His team is studying this fluorescence in the extreme conditions of underground cave systems to help identify the ingredients and chemistry to support life in extraterrestrial environments.

“It’s important to have terrestrial comparisons so we know what to look for on the icy moons of Saturn and Jupiter,” which may harbor organic compounds, says Jacqueline Heggen, an undergraduate biochemistry student at the University of Northern Iowa who presented the work at a talk on Tuesday at a Division of Analytical Chemistry and Division of Geochemistry session at the American Chemical Society Spring 2025 meeting.

Studying a wide variety of caves, such as Wind Cave in South Dakota, the Mystery Cave in Minnesota, and the Coldwater Cave in Iowa, Sebree and his students noted a range of fluorescent hues. A bright pink glow seemed to suggest manganese, and the researchers suspect that a brilliant blue to soft green fluorescence can indicate the presence of organic compounds such as fulvic acid and humic acid.

But they found that the UV spectral signature varies from cave to cave. “The fluorescence is based on the [cave’s] water source—more specifically, the organics in the water source,” Heggen says.

When leaves and roots decompose, they break down and leach organic compounds into water. This groundwater percolates through cracks and crevices and gets trapped in cave formations. “Where we’ve got a lot of vegetation on the surface, we get really, really rich fluorescence,” Sebree says. “So, we actually try to establish if there is a fully formed nutrient trail from the surface of the cave down to the bottom.”
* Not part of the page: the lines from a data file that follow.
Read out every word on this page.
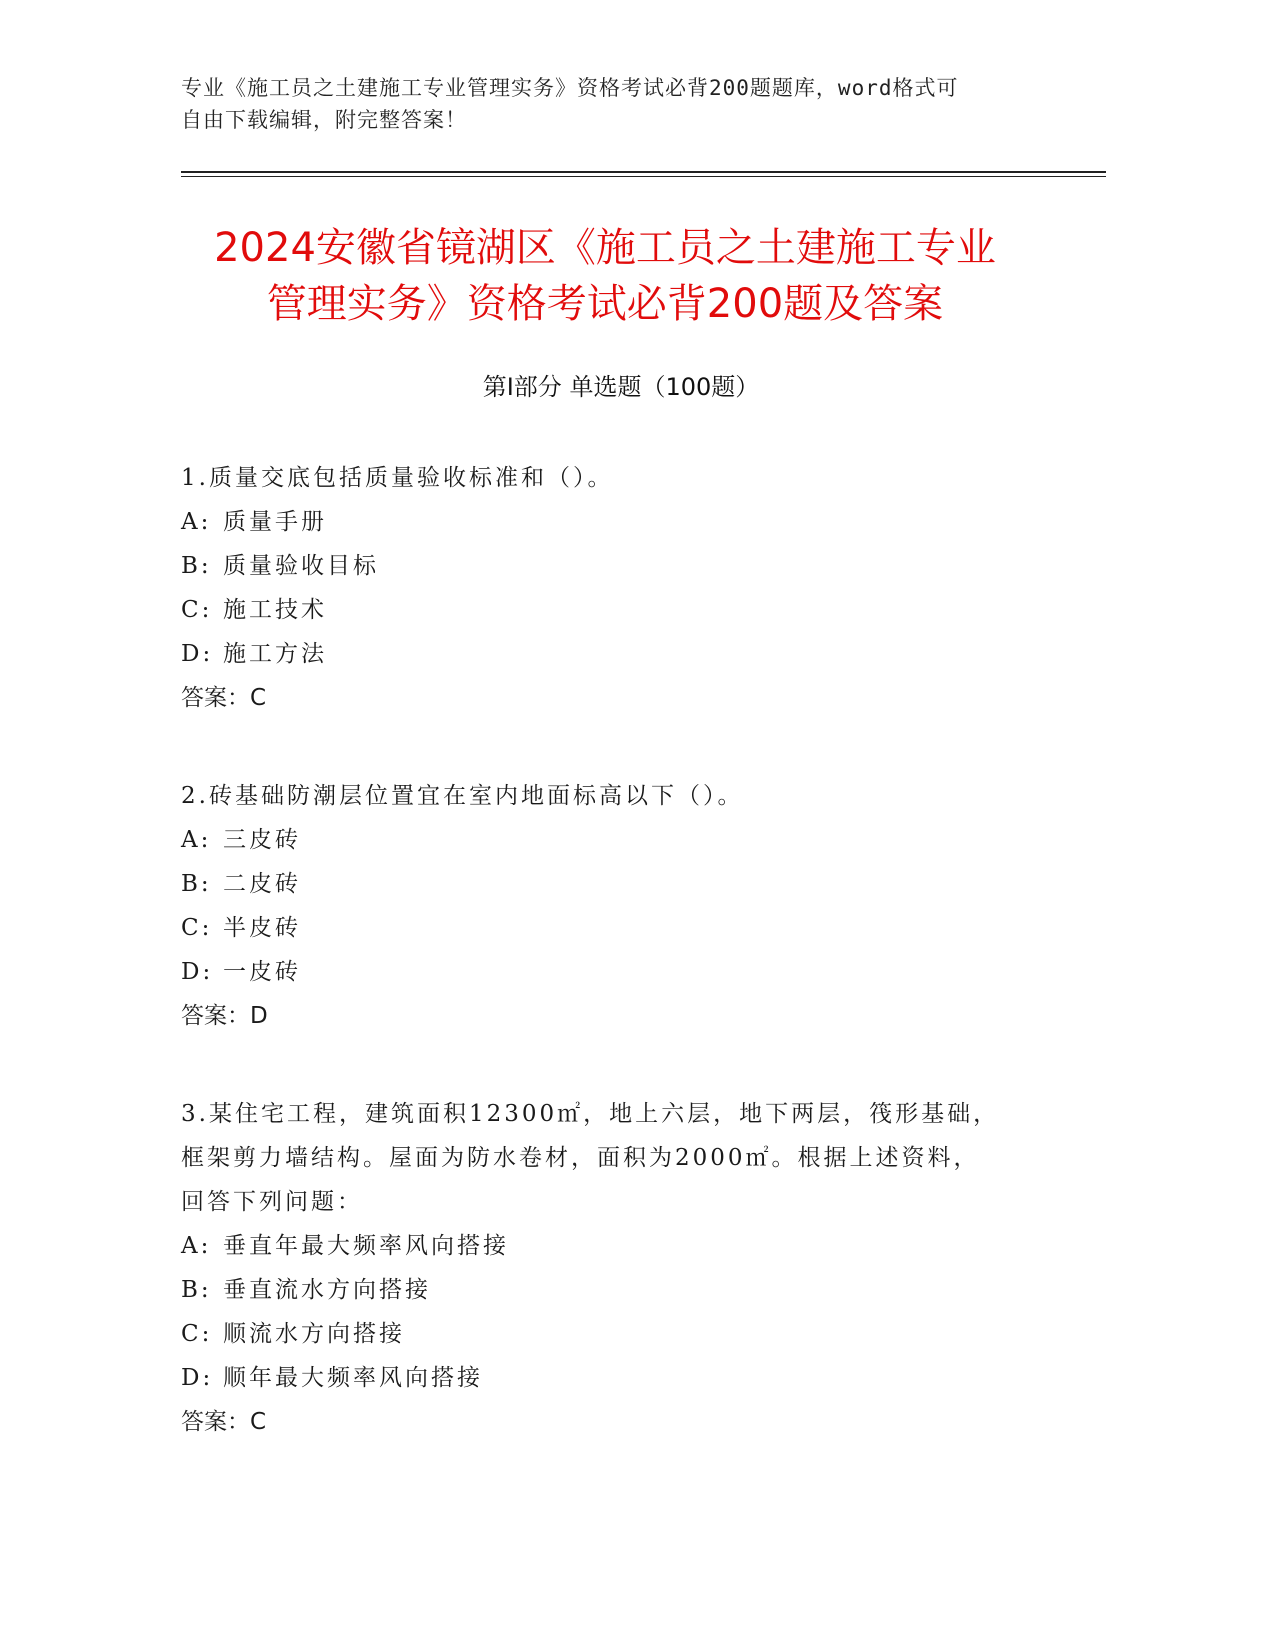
专业《施工员之土建施工专业管理实务》资格考试必背200题题库，word格式可
自由下载编辑，附完整答案！
2024安徽省镜湖区《施工员之土建施工专业
管理实务》资格考试必背200题及答案
第Ⅰ部分 单选题（100题）
1.质量交底包括质量验收标准和（）。
A: 质量手册
B: 质量验收目标
C: 施工技术
D: 施工方法
答案：C
2.砖基础防潮层位置宜在室内地面标高以下（）。
A: 三皮砖
B: 二皮砖
C: 半皮砖
D: 一皮砖
答案：D
3.某住宅工程，建筑面积12300㎡，地上六层，地下两层，筏形基础，
框架剪力墙结构。屋面为防水卷材，面积为2000㎡。根据上述资料，
回答下列问题：
A: 垂直年最大频率风向搭接
B: 垂直流水方向搭接
C: 顺流水方向搭接
D: 顺年最大频率风向搭接
答案：C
Sharon Bone, a biogeochemist at the SLAC National Accelerator Laboratory at Stanford University, who organized the session but wasn’t involved in the research, thought it was “interesting” that the spectral signatures were changing “depending on the cave and depending on the chemistry of the solution.”

The research team is now developing a database of fluorescence fingerprints they’ve found in different caves. They’re also trying to figure out how organic compounds fluoresce in subfreezing conditions like those on icy moons thought to harbor habitable environments and the building blocks for life.

For instance, Heggen has been collecting water from underground caves and freezing it using liquid nitrogen. She’s comparing the fluorescence fingerprints in the cryogenic ice samples to those obtained from the rocks while also figuring out what molecules this fluorescence technique fails to detect.